Sabah çok erken toparlanamadıysak da parka gittik. Nehir artık adını da söyler oldu, "Anne, memoriyıla gidelim mi" diye soruyor. Ilgın sıcakların daha bitmeyeceğini söylüyor ama bugünler bana oldukça serinlemiş geldi, yazın bitişini ilan ediverdim. Yine de bugün saat 11 gibi sıcak artınca, bir saatlik kısa parkımızı bitirdik.
Sonra hani şu börekçiyi bulma çabamız bu kez de bir saat araba kullanıp, börekçinin cumartesi günü 12'de açtığını bu vesileyle öğrenmiş olmamızla son buldu.

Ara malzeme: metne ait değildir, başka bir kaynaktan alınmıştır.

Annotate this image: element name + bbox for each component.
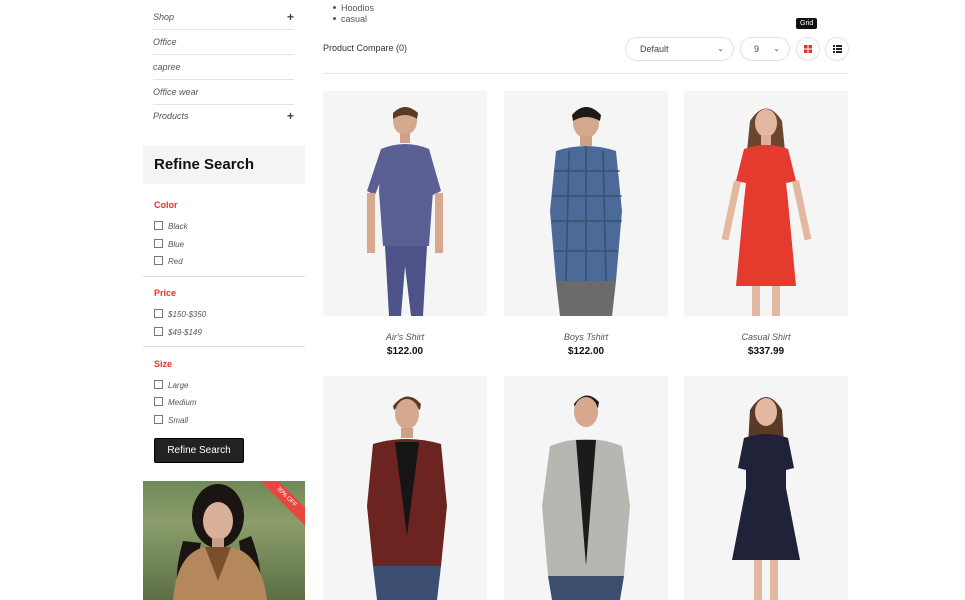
- plus-icon[interactable]: +: [287, 104, 294, 128]
- product-image[interactable]: [323, 91, 487, 316]
- product-name[interactable]: Casual Shirt: [684, 332, 848, 342]
- product-image[interactable]: [504, 91, 668, 316]
- sort-select[interactable]: Default ⌄: [625, 37, 734, 61]
- filter-price-150-350[interactable]: $150-$350: [154, 309, 206, 319]
- filter-color-black[interactable]: Black: [154, 221, 188, 231]
- checkbox-icon[interactable]: [154, 309, 163, 318]
- checkbox-icon[interactable]: [154, 327, 163, 336]
- product-photo-plaid-shirt-man: [550, 107, 622, 316]
- bullet-icon: [333, 6, 336, 9]
- plus-icon[interactable]: +: [287, 5, 294, 29]
- checkbox-icon[interactable]: [154, 256, 163, 265]
- category-office[interactable]: Office: [153, 30, 294, 55]
- product-photo-red-dress-woman: [721, 108, 812, 316]
- product-photo-leather-jacket-man: [367, 396, 447, 600]
- product-photo-tshirt-man: [367, 107, 443, 316]
- chevron-down-icon: ⌄: [773, 44, 780, 53]
- divider: [143, 276, 305, 277]
- filter-price-49-149[interactable]: $49-$149: [154, 327, 202, 337]
- product-image[interactable]: [684, 376, 848, 600]
- product-image[interactable]: [323, 376, 487, 600]
- category-capree[interactable]: capree: [153, 55, 294, 80]
- grid-icon: [804, 45, 812, 53]
- filter-color-red[interactable]: Red: [154, 256, 183, 266]
- refine-search-header: Refine Search: [143, 146, 305, 184]
- promo-banner[interactable]: 30% OFF: [143, 481, 305, 600]
- grid-view-button[interactable]: [796, 37, 820, 61]
- product-price: $337.99: [747, 346, 785, 357]
- product-name[interactable]: Air's Shirt: [323, 332, 487, 342]
- product-image[interactable]: [504, 376, 668, 600]
- product-image[interactable]: [684, 91, 848, 316]
- checkbox-icon[interactable]: [154, 239, 163, 248]
- product-name[interactable]: Boys Tshirt: [504, 332, 668, 342]
- product-price: $122.00: [386, 346, 424, 357]
- bullet-icon: [333, 17, 336, 20]
- tag-item[interactable]: Hoodios: [333, 3, 374, 13]
- checkbox-icon[interactable]: [154, 415, 163, 424]
- category-label: Office: [153, 37, 177, 47]
- checkbox-icon[interactable]: [154, 380, 163, 389]
- category-label: Shop: [153, 12, 175, 22]
- filter-size-small[interactable]: Small: [154, 415, 188, 425]
- product-photo-grey-hoodie-man: [542, 395, 630, 600]
- checkbox-icon[interactable]: [154, 221, 163, 230]
- refine-search-title: Refine Search: [154, 156, 255, 173]
- filter-size-medium[interactable]: Medium: [154, 397, 196, 407]
- category-label: Products: [153, 111, 189, 121]
- filter-price-heading: Price: [154, 288, 177, 298]
- category-label: capree: [153, 62, 181, 72]
- product-photo-navy-dress-woman: [732, 397, 800, 600]
- list-icon: [833, 45, 842, 53]
- checkbox-icon[interactable]: [154, 397, 163, 406]
- category-label: Office wear: [153, 87, 199, 97]
- product-compare-link[interactable]: Product Compare (0): [323, 43, 407, 53]
- category-shop[interactable]: Shop +: [153, 5, 294, 30]
- list-view-button[interactable]: [825, 37, 849, 61]
- filter-size-large[interactable]: Large: [154, 380, 188, 390]
- filter-size-heading: Size: [154, 359, 173, 369]
- divider: [323, 73, 848, 74]
- product-price: $122.00: [567, 346, 605, 357]
- divider: [143, 346, 305, 347]
- limit-select[interactable]: 9 ⌄: [740, 37, 790, 61]
- category-products[interactable]: Products +: [153, 104, 294, 128]
- filter-color-heading: Color: [154, 200, 178, 210]
- category-office-wear[interactable]: Office wear: [153, 80, 294, 105]
- sort-select-value: Default: [640, 44, 669, 54]
- refine-search-button[interactable]: Refine Search: [154, 438, 244, 463]
- tag-item[interactable]: casual: [333, 14, 367, 24]
- limit-select-value: 9: [754, 44, 760, 54]
- filter-color-blue[interactable]: Blue: [154, 239, 184, 249]
- chevron-down-icon: ⌄: [717, 44, 724, 53]
- grid-tooltip: Grid: [796, 18, 818, 29]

Ne börekmiş, bir türlü yiyemedik.
Dönüşte ben bu büyük moral bozuluğu üzerine sıcak arası araba yolculuğunun etkisiyle uyudum. Sonra biraz evde zaman geçirdikten sonra, kitapçı ziyaretimiz ve pizza ile günü bitirdik. Leyla'ya Küçük Kadınlar'ı aldık. "Little Women". Benden önce İngilizce okuyacak olması hoşuma gidiyor. Kaç yaşımda okumuştum hatırlamıyorum ama kızımın da benim okuduğum kitapları okuması çok güzel. Bugün dediki, "Anne ben kitap okurken sanki karakterlerden biri oluyorum, çok zevkli oluyor, bir yere gitmesem de aynı maceraları yaşıyorum"..."Hah, işte budur" dedim. Aklıma bu yıl gittiğim İtalya, Hindistan, Bali ve sonrasında Everest Dağı geldi.
Nehirciğimin ağzından "Uçağa binelim mi" eksik olmuyor, ya da eline aldığı bir şey, "bunu uçağa alalım mı" cümlesi ile bitiyor. Bugün pizzacıdan çıkınca ise, "Mina ile buraya gidelim mi" deyiverdi. Kuzen Mina!
Herkes bir uçak, uzaklık ve yakınlaşma derdinde.